L’accord, qui a été signé à la frontière de Busia ce week-end et est régi par un cadre, intervient huit mois après que quatre camions kenyans chargés de 20 tonnes de poisson d’une valeur d’environ 1,5 milliard de Shs destinés à la RD Congo ont été interceptés à la frontière de Mpondwe dans le district de Kasese.

Le général de division David Kasura Kyomukama, secrétaire permanent du ministère de l’Agriculture, de l’Industrie animale et de la Pêche, a signé au nom de l’Ouganda, tandis que M. Julius Otieno du Département des pêches a signé au nom du Kenya.

« Avec ce document-cadre, le poisson du lac Turkana sera transporté en RD Congo sans aucune interférence et en tant que gouvernement, c’est notre position », a déclaré le général de division Kyokukama.

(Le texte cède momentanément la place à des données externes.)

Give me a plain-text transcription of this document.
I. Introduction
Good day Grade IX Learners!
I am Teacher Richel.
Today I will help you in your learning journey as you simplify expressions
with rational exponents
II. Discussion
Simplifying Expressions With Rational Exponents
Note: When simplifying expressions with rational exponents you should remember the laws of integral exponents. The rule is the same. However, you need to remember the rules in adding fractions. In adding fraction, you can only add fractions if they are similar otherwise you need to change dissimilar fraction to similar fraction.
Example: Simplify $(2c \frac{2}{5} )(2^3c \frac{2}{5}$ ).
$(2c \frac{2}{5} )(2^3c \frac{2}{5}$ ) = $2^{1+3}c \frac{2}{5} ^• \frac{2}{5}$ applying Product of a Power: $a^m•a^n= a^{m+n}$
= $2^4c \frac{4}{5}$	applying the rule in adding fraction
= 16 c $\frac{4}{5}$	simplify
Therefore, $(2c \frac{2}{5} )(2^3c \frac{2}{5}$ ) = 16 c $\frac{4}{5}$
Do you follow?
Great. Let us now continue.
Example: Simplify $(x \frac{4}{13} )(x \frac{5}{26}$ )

Il a cependant ordonné aux commerçants exportant du poisson vers la RD Congo de se conformer aux directives incluses dans le cadre, y compris, entre autres, l’obligation d’avoir des permis de santé du poisson, des permis et licences d’exportation, et des lieux de chargement et d’emballage du poisson.

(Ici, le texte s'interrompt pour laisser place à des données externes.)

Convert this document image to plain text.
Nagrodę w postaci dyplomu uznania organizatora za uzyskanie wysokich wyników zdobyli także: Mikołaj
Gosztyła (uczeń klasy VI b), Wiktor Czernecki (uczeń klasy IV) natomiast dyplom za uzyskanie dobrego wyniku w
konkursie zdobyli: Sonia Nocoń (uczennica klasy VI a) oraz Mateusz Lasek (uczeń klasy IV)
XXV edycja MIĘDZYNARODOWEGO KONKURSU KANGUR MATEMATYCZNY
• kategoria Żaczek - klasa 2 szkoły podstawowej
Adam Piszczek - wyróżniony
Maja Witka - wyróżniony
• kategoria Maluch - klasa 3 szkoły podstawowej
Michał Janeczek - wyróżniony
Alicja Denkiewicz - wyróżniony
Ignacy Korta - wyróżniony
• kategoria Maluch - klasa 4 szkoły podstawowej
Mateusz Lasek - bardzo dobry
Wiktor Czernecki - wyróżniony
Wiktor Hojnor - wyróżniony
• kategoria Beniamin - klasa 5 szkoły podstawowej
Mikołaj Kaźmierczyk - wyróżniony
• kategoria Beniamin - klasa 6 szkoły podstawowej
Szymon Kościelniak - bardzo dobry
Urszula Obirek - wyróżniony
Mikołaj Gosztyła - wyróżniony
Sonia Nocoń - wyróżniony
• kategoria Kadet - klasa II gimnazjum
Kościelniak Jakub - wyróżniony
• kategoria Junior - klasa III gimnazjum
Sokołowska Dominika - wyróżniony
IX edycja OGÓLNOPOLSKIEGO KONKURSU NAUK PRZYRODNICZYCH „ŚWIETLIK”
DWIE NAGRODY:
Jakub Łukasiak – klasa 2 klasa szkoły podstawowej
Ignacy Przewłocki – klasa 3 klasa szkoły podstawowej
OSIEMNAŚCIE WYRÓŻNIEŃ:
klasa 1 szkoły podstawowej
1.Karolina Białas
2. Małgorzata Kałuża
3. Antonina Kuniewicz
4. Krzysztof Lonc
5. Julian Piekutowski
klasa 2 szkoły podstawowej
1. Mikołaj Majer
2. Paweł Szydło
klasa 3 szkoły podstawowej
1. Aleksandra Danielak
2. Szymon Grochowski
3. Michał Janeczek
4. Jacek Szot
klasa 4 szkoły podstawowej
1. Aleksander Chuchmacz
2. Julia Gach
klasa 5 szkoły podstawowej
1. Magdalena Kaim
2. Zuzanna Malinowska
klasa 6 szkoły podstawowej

Le cadre se lit en partie comme suit : « Le canton de Kalakol à Turkana servira de point de stationnement pour le chargement du poisson, tandis que le marché de Busia servira de lieu d’emballage pour le poisson destiné à l’exportation sous la supervision de l’Autorité fiscale du Kenya et de l’Autorité fiscale ougandaise ».

Le document appelle également à une inspection obligatoire des envois de poisson par les deux pays à la frontière de Busia et au strict respect des directives existantes sur le poisson dans la Communauté de l’Afrique de l’Est.

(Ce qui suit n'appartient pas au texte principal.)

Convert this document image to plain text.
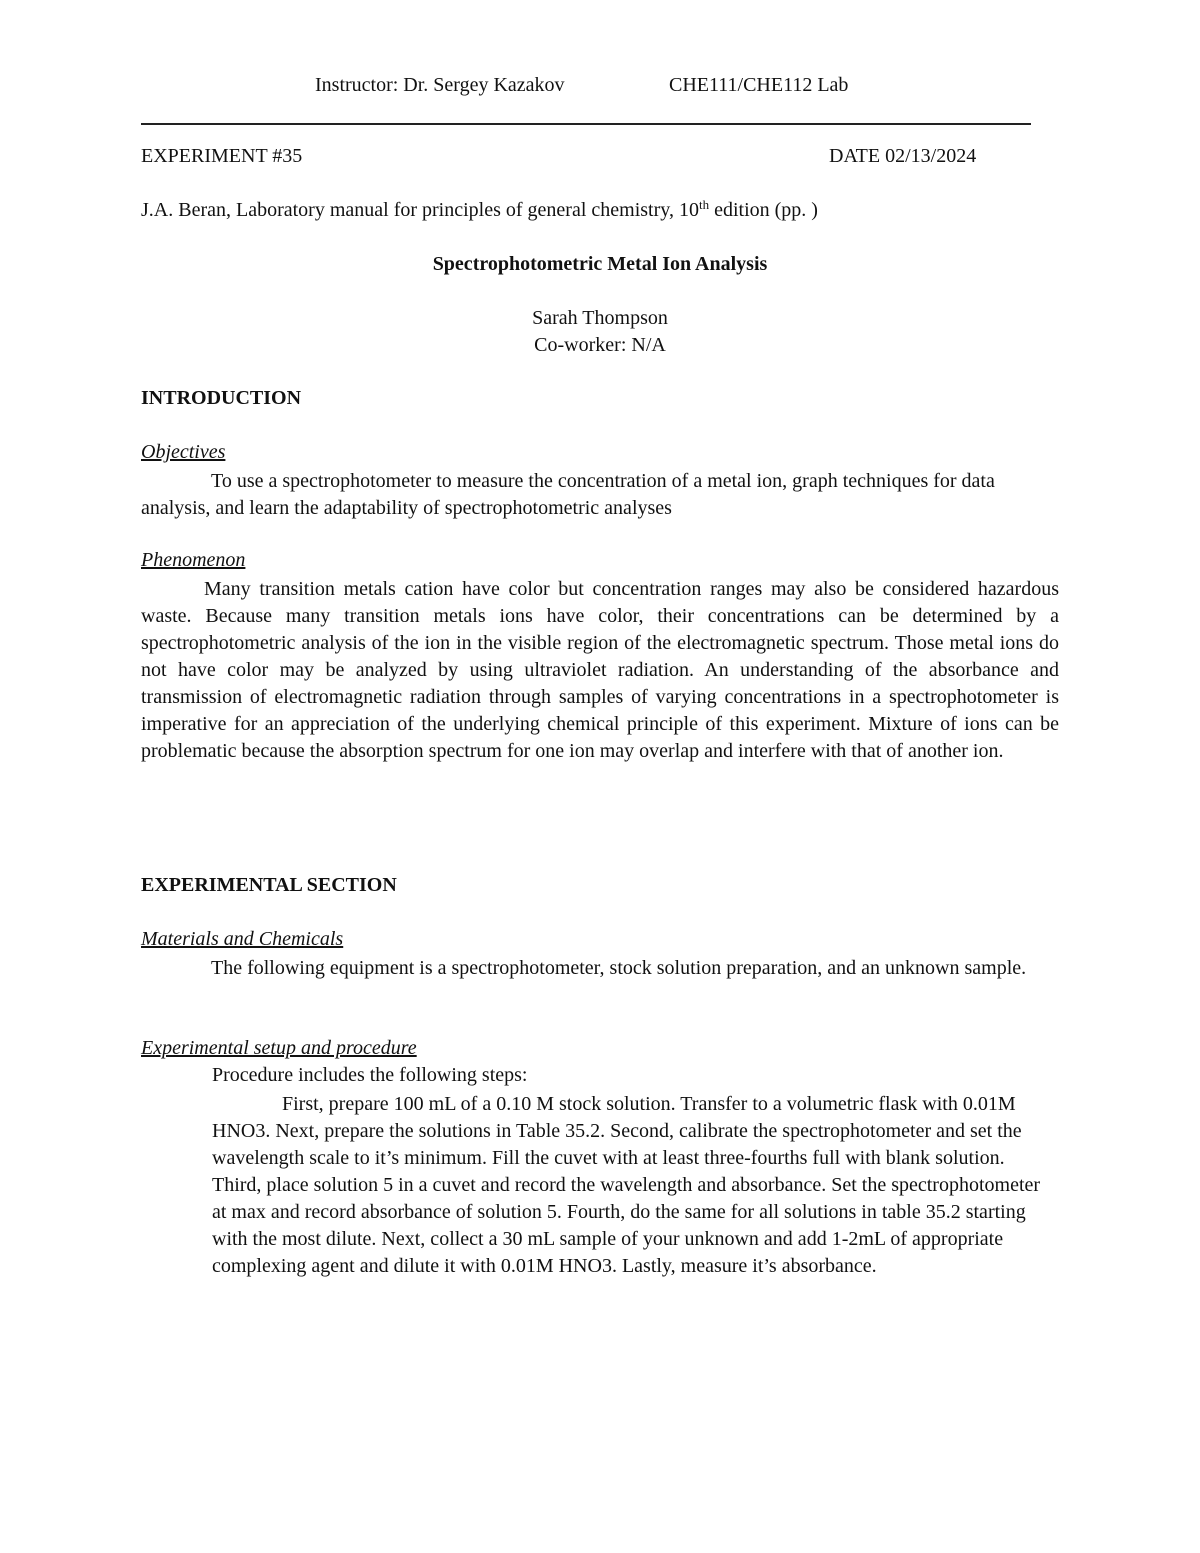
Instructor: Dr. Sergey Kazakov	CHE111/CHE112 Lab
EXPERIMENT #35	DATE 02/13/2024
J.A. Beran, Laboratory manual for principles of general chemistry, 10th edition (pp. )
Spectrophotometric Metal Ion Analysis
Sarah Thompson
Co-worker: N/A
INTRODUCTION
Objectives
To use a spectrophotometer to measure the concentration of a metal ion, graph techniques for data analysis, and learn the adaptability of spectrophotometric analyses
Phenomenon
Many transition metals cation have color but concentration ranges may also be considered hazardous waste. Because many transition metals ions have color, their concentrations can be determined by a spectrophotometric analysis of the ion in the visible region of the electromagnetic spectrum. Those metal ions do not have color may be analyzed by using ultraviolet radiation. An understanding of the absorbance and transmission of electromagnetic radiation through samples of varying concentrations in a spectrophotometer is imperative for an appreciation of the underlying chemical principle of this experiment. Mixture of ions can be problematic because the absorption spectrum for one ion may overlap and interfere with that of another ion.
EXPERIMENTAL SECTION
Materials and Chemicals
The following equipment is a spectrophotometer, stock solution preparation, and an unknown sample.
Experimental setup and procedure
Procedure includes the following steps:
First, prepare 100 mL of a 0.10 M stock solution. Transfer to a volumetric flask with 0.01M HNO3. Next, prepare the solutions in Table 35.2. Second, calibrate the spectrophotometer and set the wavelength scale to it’s minimum. Fill the cuvet with at least three-fourths full with blank solution. Third, place solution 5 in a cuvet and record the wavelength and absorbance. Set the spectrophotometer at max and record absorbance of solution 5. Fourth, do the same for all solutions in table 35.2 starting with the most dilute. Next, collect a 30 mL sample of your unknown and add 1-2mL of appropriate complexing agent and dilute it with 0.01M HNO3. Lastly, measure it’s absorbance.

M. Otieno a décrit la signature du cadre comme un moment de célébration pour le Kenya et l’Ouganda.

Mais M. Hassan Omari, un exportateur de poisson kenyan, a déclaré qu’il était « inquiétant » que l’Ouganda ait prétendument brisé les scellés du poisson saisi du Kenya.

M. Omari a été en outre exaspéré par l’échec présumé du cadre à résoudre les problèmes liés à leur indemnisation, qui, selon lui, était cruciale pour assurer la prospérité du commerce entre Nairobi et Kinshasa.

Les autorités ougandaises ont refusé de commenter la question de l’indemnisation, affirmant qu’elles n’étaient pas bien placées pour discuter des affaires qui étaient devant les tribunaux.

Mais le général de division Kyomukama a déclaré que les enquêtes avaient établi que le poisson saisi provenait du lac Turkana au Kenya et non d’Ouganda comme les autorités l’avaient pensé auparavant.

« Nous ne voulons pas voir une répétition de tels scénarios entre le Kenya et l’Ouganda, qui ont des relations commerciales très solides », a-t-il déclaré.

M. Otieno a déclaré qu’ils avaient écrit au gouvernement ougandais par l’intermédiaire du ministère des Affaires étrangères, demandant que les commerçants soient indemnisés.

M. Francis Akechi, président du marché aux poissons du Kenya à Busia, s’est dit satisfait de la signature du cadre.

« Nous espérons que ce cadre sera mis en œuvre dans les moindres détails, car ce qui est abordé dans le document a été la pierre d’achoppement la plus importante pour le transit de notre poisson par l’Ouganda », a déclaré M. Akechi.